Title:Acquired hypernatraemia is an independent predictor of mortality in critically ill patients
Author(s):O'Donoghue, S. D. Dulhunty, J. M. Bandeshe, H. K. Senthuran, S. Gowardman, J. R.
Address:Royal Brisbane and Women's Hospital, Brisbane, Queensland, Australia. Steve_O'Donoghue@health.qld.gov.au
Year:2009 May
Journal Title:Anaesthesia
Page Number:514-20
Language:eng
Volume:64
Issue:5
ISSN/ISBN:1365-2044 (Electronic). 0003-2409 (Linking)

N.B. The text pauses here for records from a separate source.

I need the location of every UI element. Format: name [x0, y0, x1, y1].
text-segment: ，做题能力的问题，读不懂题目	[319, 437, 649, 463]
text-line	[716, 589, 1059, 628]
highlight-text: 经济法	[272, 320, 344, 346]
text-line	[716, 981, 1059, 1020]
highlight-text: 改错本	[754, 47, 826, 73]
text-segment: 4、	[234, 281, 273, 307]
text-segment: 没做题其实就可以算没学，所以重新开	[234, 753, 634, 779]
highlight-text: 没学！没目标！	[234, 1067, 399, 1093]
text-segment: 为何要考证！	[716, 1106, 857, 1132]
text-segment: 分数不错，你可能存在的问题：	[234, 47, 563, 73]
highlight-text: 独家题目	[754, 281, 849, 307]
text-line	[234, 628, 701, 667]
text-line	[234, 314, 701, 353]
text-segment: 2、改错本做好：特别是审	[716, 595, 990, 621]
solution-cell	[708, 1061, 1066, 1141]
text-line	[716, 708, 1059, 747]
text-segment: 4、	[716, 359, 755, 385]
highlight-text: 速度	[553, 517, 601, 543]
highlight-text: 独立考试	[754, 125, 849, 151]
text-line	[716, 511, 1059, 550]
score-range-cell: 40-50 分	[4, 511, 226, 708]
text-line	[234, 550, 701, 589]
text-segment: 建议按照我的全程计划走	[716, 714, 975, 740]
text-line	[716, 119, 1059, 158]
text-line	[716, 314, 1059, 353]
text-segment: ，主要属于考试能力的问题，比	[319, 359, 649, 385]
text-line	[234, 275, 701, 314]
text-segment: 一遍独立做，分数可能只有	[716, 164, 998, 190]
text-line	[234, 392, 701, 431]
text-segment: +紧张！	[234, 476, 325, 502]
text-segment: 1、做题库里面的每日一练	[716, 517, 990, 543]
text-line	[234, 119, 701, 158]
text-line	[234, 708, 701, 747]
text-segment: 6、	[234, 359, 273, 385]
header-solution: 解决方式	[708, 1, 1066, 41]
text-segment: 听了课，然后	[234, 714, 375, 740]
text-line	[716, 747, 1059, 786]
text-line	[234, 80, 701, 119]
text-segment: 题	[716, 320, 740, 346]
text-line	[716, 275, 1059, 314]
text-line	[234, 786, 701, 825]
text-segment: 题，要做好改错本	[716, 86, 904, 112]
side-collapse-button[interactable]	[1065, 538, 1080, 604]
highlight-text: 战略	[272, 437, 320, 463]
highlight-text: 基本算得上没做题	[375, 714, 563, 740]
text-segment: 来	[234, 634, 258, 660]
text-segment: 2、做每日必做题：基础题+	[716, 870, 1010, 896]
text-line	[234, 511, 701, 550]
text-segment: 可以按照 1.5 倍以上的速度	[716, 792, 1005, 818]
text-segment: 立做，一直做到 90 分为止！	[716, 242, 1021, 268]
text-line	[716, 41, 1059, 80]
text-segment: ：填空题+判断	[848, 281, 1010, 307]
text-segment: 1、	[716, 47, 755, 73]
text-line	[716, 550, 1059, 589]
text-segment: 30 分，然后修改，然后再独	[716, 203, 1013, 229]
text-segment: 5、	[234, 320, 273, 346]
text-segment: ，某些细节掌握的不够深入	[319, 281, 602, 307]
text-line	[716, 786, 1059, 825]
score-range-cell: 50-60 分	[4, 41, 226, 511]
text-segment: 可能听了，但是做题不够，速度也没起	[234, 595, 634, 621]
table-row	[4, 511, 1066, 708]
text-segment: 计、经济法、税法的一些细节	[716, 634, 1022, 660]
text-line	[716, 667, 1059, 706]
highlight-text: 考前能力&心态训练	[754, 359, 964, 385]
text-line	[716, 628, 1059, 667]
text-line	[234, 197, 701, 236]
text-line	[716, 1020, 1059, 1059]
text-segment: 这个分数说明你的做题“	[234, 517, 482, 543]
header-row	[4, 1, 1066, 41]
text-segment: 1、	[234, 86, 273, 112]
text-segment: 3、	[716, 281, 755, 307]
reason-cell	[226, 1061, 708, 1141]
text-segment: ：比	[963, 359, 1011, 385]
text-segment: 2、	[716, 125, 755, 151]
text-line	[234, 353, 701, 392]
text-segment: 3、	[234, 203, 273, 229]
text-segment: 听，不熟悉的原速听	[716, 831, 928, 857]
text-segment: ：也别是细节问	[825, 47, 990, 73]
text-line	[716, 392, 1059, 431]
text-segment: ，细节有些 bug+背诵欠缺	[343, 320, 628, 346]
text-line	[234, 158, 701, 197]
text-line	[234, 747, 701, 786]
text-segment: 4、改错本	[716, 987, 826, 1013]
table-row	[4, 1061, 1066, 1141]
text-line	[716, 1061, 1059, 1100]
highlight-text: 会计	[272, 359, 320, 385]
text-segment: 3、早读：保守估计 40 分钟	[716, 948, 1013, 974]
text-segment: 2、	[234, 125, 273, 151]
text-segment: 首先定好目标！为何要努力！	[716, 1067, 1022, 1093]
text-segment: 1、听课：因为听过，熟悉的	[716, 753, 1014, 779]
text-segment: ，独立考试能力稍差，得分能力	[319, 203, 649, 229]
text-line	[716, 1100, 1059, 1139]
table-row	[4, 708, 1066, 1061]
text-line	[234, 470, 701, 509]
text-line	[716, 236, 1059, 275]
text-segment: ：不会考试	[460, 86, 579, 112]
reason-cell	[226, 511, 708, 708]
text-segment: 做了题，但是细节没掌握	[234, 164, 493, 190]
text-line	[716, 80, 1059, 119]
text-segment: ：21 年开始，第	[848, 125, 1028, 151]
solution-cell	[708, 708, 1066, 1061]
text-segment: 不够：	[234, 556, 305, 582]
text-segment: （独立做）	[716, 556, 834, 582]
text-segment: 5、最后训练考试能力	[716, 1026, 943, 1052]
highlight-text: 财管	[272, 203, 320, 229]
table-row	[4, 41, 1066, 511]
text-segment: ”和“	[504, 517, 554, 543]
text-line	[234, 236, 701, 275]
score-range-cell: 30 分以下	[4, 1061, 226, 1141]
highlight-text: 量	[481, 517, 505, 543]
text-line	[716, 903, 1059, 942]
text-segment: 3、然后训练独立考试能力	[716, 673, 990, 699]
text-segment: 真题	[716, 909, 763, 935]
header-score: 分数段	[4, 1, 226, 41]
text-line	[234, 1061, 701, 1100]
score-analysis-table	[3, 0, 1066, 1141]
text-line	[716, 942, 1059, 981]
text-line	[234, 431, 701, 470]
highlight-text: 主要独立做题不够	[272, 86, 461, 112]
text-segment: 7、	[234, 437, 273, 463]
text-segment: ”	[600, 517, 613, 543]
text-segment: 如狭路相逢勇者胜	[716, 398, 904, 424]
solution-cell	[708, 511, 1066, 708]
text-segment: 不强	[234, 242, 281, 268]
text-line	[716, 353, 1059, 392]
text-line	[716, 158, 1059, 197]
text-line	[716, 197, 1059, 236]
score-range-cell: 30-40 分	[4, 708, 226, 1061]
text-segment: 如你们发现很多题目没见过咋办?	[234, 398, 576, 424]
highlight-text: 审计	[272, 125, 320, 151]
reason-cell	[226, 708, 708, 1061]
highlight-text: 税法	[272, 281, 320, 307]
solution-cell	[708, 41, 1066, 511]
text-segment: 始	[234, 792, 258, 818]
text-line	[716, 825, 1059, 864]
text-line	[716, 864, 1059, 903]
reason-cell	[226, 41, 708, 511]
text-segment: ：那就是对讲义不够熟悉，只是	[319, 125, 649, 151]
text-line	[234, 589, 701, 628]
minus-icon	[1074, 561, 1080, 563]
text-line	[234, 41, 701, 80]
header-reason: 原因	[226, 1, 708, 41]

Abstract:This study reports the incidence and associated mortality of acquired hypernatraemia (Na > 150 mmol x l(-1)) in a general medical/surgical intensive care unit. Patients admitted over a 5-year period with normal sodium values were eligible for inclusion; exclusions were made for burn/neurosurgical diagnoses and for hypertonic saline therapy. From 3475 admissions (3317 patients), 266 (7.7%) episodes of hypernatraemia were observed. Hospital mortality was 33.5% in the hypernatraemic group and 7.7% in the normonatraemic group (p < 0.001). Acquired hypernatraemia was an independent risk factor for in-hospital mortality (OR 1.97, 95% CI 1.37-2.82, p < 0.001). Intermediate sodium levels (145-150 mmol x l(-1)) were associated with increased mortality (OR 1.42, 95% CI 1.02-1.98). Uncorrected sodium at discharge (p = 0.001) and peak sodium (p = 0.001) were better predictors of mortality than time to onset (p = 0.71) and duration of hypernatraemia (p = 1.0). Hypernatraemia avoidance is justified, but determinants of hypernatraemia and benefits of targeted treatment strategies require further elucidation.